D. J. Bernstein
Internet mail
Internet mail message header format
Headers
A header is a sequence of nonempty lines,
consisting of a concatenation of fields.
A line is a string of zero or more bytes.
A line is empty if it contains zero bytes.
Every line in a header contains one or more bytes.
A field is a sequence of one or more nonempty lines.
The first line does not begin with space or tab.
Subsequent lines, if there are any, each begin with space or tab.
Each field includes a name and a value.
For example, the following header contains five fields:
Received: (qmail-queue invoked by uid 666);
30 Jul 1996 11:54:54 -0000
From: "D. J. Bernstein" <djb@silverton.berkeley.edu>
To: fred@silverton.berkeley.edu
Date: 30 Jul 1996 11:54:54 -0000
Subject: Go, Bears!
The first field contains two lines:
Received: (qmail-queue invoked by uid 666);
30 Jul 1996 11:54:54 -0000
Note on terminology: some people refer to fields as ``headers.''
Non-ASCII characters
Users often send bytes between 128 and 255,
relying on out-of-band agreement to specify the character set.
(One system administrator in France has reported that 20% of the
messages received by his users contain such bytes.)
However,
822 requires that each byte in a header line be between 0 and 127 inclusive.
Furthermore,
sendmail gets rather confused by bytes between 128 and 159;
it uses them for internal macro handling.
Other byte restrictions
822 specifies a particular line encoding,
with each line terminated by \015\012;
so the byte sequence \015\012 cannot appear inside a line.
This restriction is also enforced by the
message encoding used in SMTP.
UNIX mail programs store headers as UNIX text files,
so the byte \012 cannot appear anywhere inside a line.
If a message with a bare \012 is transmitted through sendmail,
the \012 will be treated as a line ending;
if a message with a bare \012 is given to qmail,
the message will be rejected.
822bis prohibits \012.
sendmail corrupts any \0 in a message header.
Some mailers truncate lines at \0.
822bis prohibits \0.
822bis also prohibits \015.
822 also discouraged tabs,
and prohibited one use of backspaces.
Header termination
An Internet mail message is a sequence of lines, starting with a header.
The header is terminated by an empty line (or by the end of the message).

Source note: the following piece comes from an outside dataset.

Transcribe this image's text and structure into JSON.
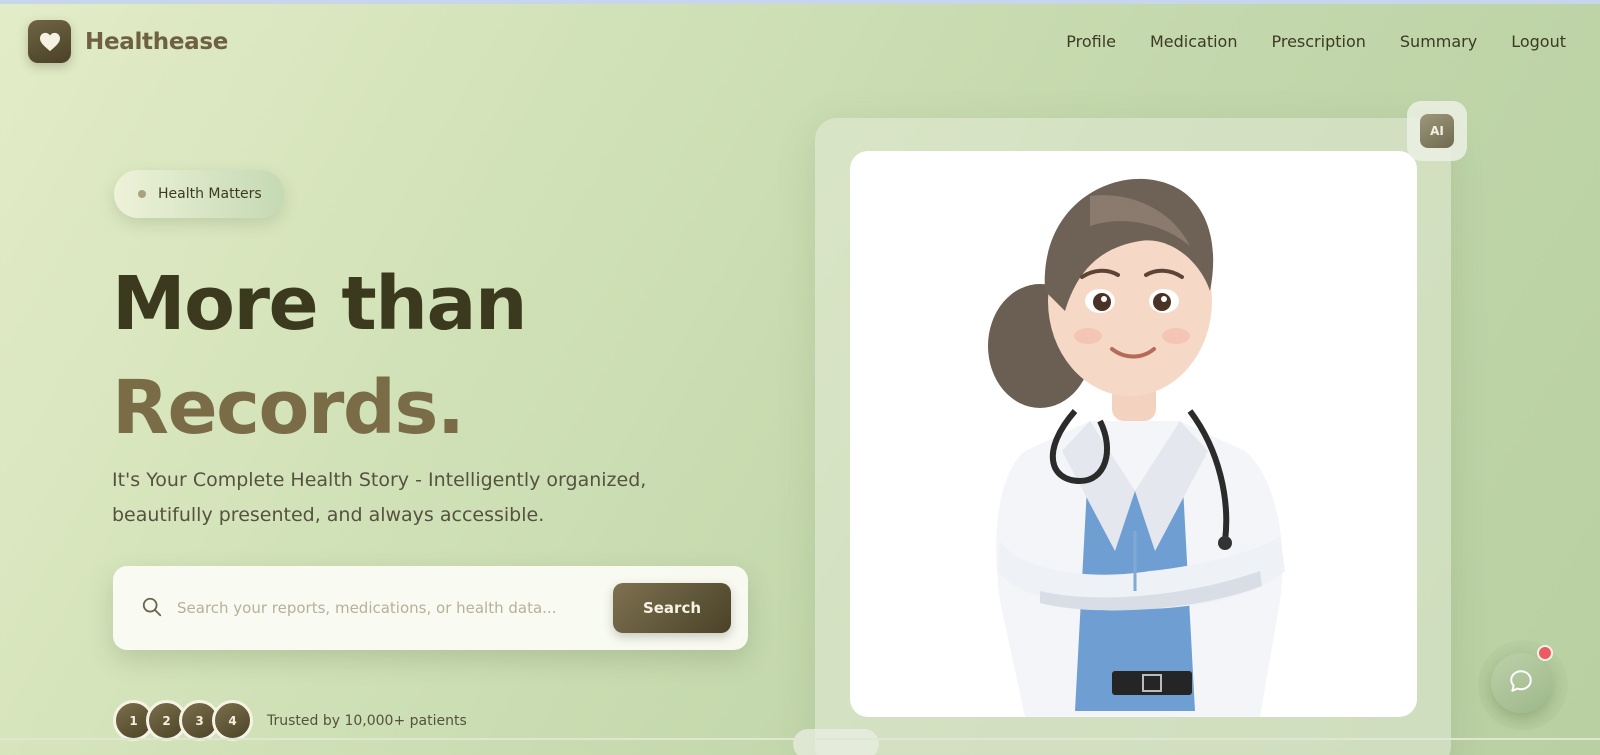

The header is not terminated by an invisible line,
i.e., a line consisting entirely of spaces and tabs,
unless the line is empty.
Users occasionally create invisible lines,
usually for aesthetic reasons:
Received:
from [censored] by pinerolo.piw.it
with smtp
(Linux Smail3.1.28.1 #5)
id m0uqMBq-000BzwC; Tue, 13 Aug 96 17:19 GMT+0100
There are three popular strategies for detecting the end of the header:
- Stop reading the header at the first empty line.
Unfortunately, there are a few broken gateways that corrupt messages,
inserting a space into every empty line.
- Stop reading the header at the first invisible line,
whether or not it is empty.
This handles the broken gateways mentioned above.
However, it violates 822;
for example, it completely misinterprets the valid Received line shown above.
Eudora reportedly does this,
so I recommend that writers avoid generating invisible lines.
822bis prohibits invisible lines.
- Stop reading the header at the first line that cannot possibly
be a header line:
(1) an empty line or
(2) a line that does not start with
a space, a tab, or a
field name
followed by a colon.
I recommend this strategy;
it correctly handles 822-compliant messages
as well as practically all of the broken messages.